‘’Refuser ce qui nous arrive dans une sorte de folie humaine’’
Le Malien Chab Touré a fait des études de philosophie, d’esthétique et de gestion d’entreprises culturelles et d’action artistique. L’épidémie de la Covid-19 l’a poussé à s’auto-confiner, et ça a porté ses fruits. Il a écrit trois ouvrages dont le ‘’Livre d’Elias’’, un bouquin de l’amour et de la destruction. L’écrivain a puisé dans ses souvenirs pour trouver des éléments de réponse. Estimant que l’instabilité au Mali vient du coup d’Etat de 1991, il invite à une analyse profonde de la situation qui règne dans le Sahel. Entretien !
Chab Touré, vous êtes philosophe et vous menez des activités dans le domaine de l’art. Qu’est-ce qui vous amène dans le monde littéraire ?
Je suis un ouvrier de la pensée et de la vie. Dans la vie, je me considère comme quelqu’un qui peut faire quelque chose avec de petits bouts de ficelles. J’ai une formation de professeur d’esthétique. J’ai enseigné pendant plus de 15 ans. J’ai fait des expositions un peu partout en Afrique et dans le monde. Et depuis que rien ne va dans mon pays et dans le reste du monde d’ailleurs - mais encore plus dans mon pays (des coups d’Etat). Depuis la Covid-19, je ne pouvais plus faire ce que je faisais avant, alors je me suis dit : Chab, c’est le moment d’écrire tout ce que tu as dans la tête.
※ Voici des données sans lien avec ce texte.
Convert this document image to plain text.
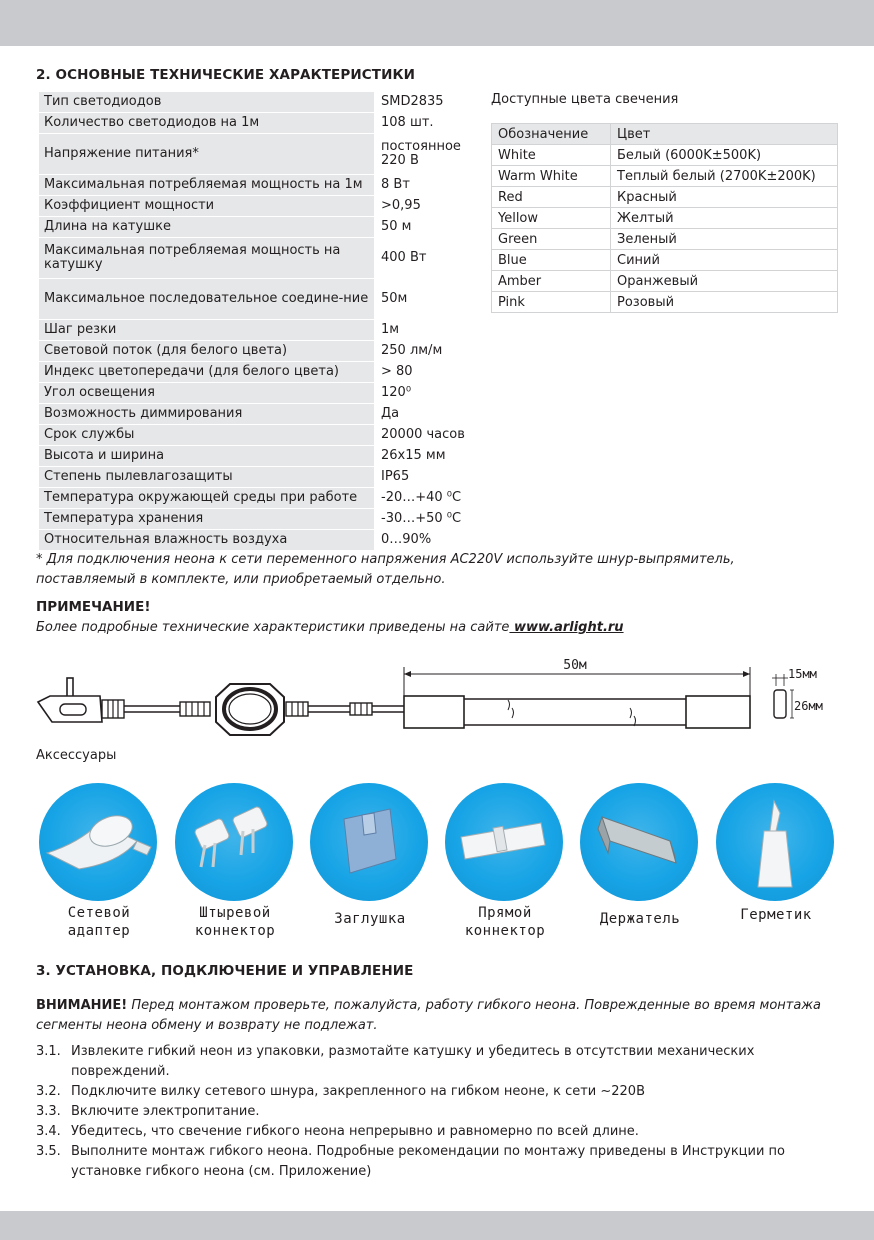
2. ОСНОВНЫЕ ТЕХНИЧЕСКИЕ ХАРАКТЕРИСТИКИ
Тип светодиодов	SMD2835
Количество светодиодов на 1м	108 шт.
Напряжение питания*	постоянное 220 В
Максимальная потребляемая мощность на 1м	8 Вт
Коэффициент мощности	>0,95
Длина на катушке	50 м
Максимальная потребляемая мощность на катушку	400 Вт
Максимальное последовательное соедине-ние	50м
Шаг резки	1м
Световой поток (для белого цвета)	250 лм/м
Индекс цветопередачи (для белого цвета)	> 80
Угол освещения	120⁰
Возможность диммирования	Да
Срок службы	20000 часов
Высота и ширина	26х15 мм
Степень пылевлагозащиты	IP65
Температура окружающей среды при работе	-20…+40 ⁰C
Температура хранения	-30…+50 ⁰C
Относительная влажность воздуха	0…90%
Доступные цвета свечения
Обозначение	Цвет
White	Белый (6000K±500K)
Warm White	Теплый белый (2700K±200K)
Red	Красный
Yellow	Желтый
Green	Зеленый
Blue	Синий
Amber	Оранжевый
Pink	Розовый
* Для подключения неона к сети переменного напряжения AC220V используйте шнур-выпрямитель, поставляемый в комплекте, или приобретаемый отдельно.
ПРИМЕЧАНИЕ!
Более подробные технические характеристики приведены на сайте www.arlight.ru
50м
15мм
26мм
Аксессуары
Сетевой
адаптер
Штыревой
коннектор
Заглушка	Прямой
коннектор
Держатель	Герметик
3. УСТАНОВКА, ПОДКЛЮЧЕНИЕ И УПРАВЛЕНИЕ
ВНИМАНИЕ! Перед монтажом проверьте, пожалуйста, работу гибкого неона. Поврежденные во время монтажа сегменты неона обмену и возврату не подлежат.
3.1. Извлеките гибкий неон из упаковки, размотайте катушку и убедитесь в отсутствии механических повреждений.
3.2. Подключите вилку сетевого шнура, закрепленного на гибком неоне, к сети ~220В
3.3. Включите электропитание.
3.4. Убедитесь, что свечение гибкого неона непрерывно и равномерно по всей длине.
3.5. Выполните монтаж гибкого неона. Подробные рекомендации по монтажу приведены в Инструкции по установке гибкого неона (см. Приложение)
Donc, en trois mois d’auto-confinement, parce que moi, je me suis confiné, j’ai écrit trois bouquins. Le premier qui est sorti de ma main fini et que mon premier lecteur a décidé d’éditer, c’est le ‘’Livre d’Elias’’. Il y a un deuxième roman qui est en cours. Et un texte sur les rencontres de Bamako qui est fini et dont j’attends la sortie.
Aujourd’hui, en plus de ce que j’étais avant, je suis aussi un écrivain. Alors que j’étais déjà un auteur, puisque j’ai écrit pas mal de monographies d’artistes. J’ai écrit des articles divers et variés. Mais on me disait toujours : ‘Chab, tu es un auteur, mais tu n’es pas un écrivain.’ Et là, avec mon premier roman, ce que je revendique de plus, c’est que je suis un écrivain.
La parution des deux autres livres est prévue pour quand ?
Le deuxième roman, je pense qu’il va sortir courant 2022. Il est presque fini. C’est un essai sur les rencontres. J’attends l’occasion pour le sortir. Il ne faut pas que ça tombe comme un cheveu dans la soupe. Il faut un moment où il y a un évènement, peut-être la Biennale de Dakar ou celle de Bamako. En tout cas, je suis en train de voir le moment idéal pour le sortir, parce que c’est un livre un peu spécial.
‘’Le livre d'Elias’’ est-il une œuvre philosophique ?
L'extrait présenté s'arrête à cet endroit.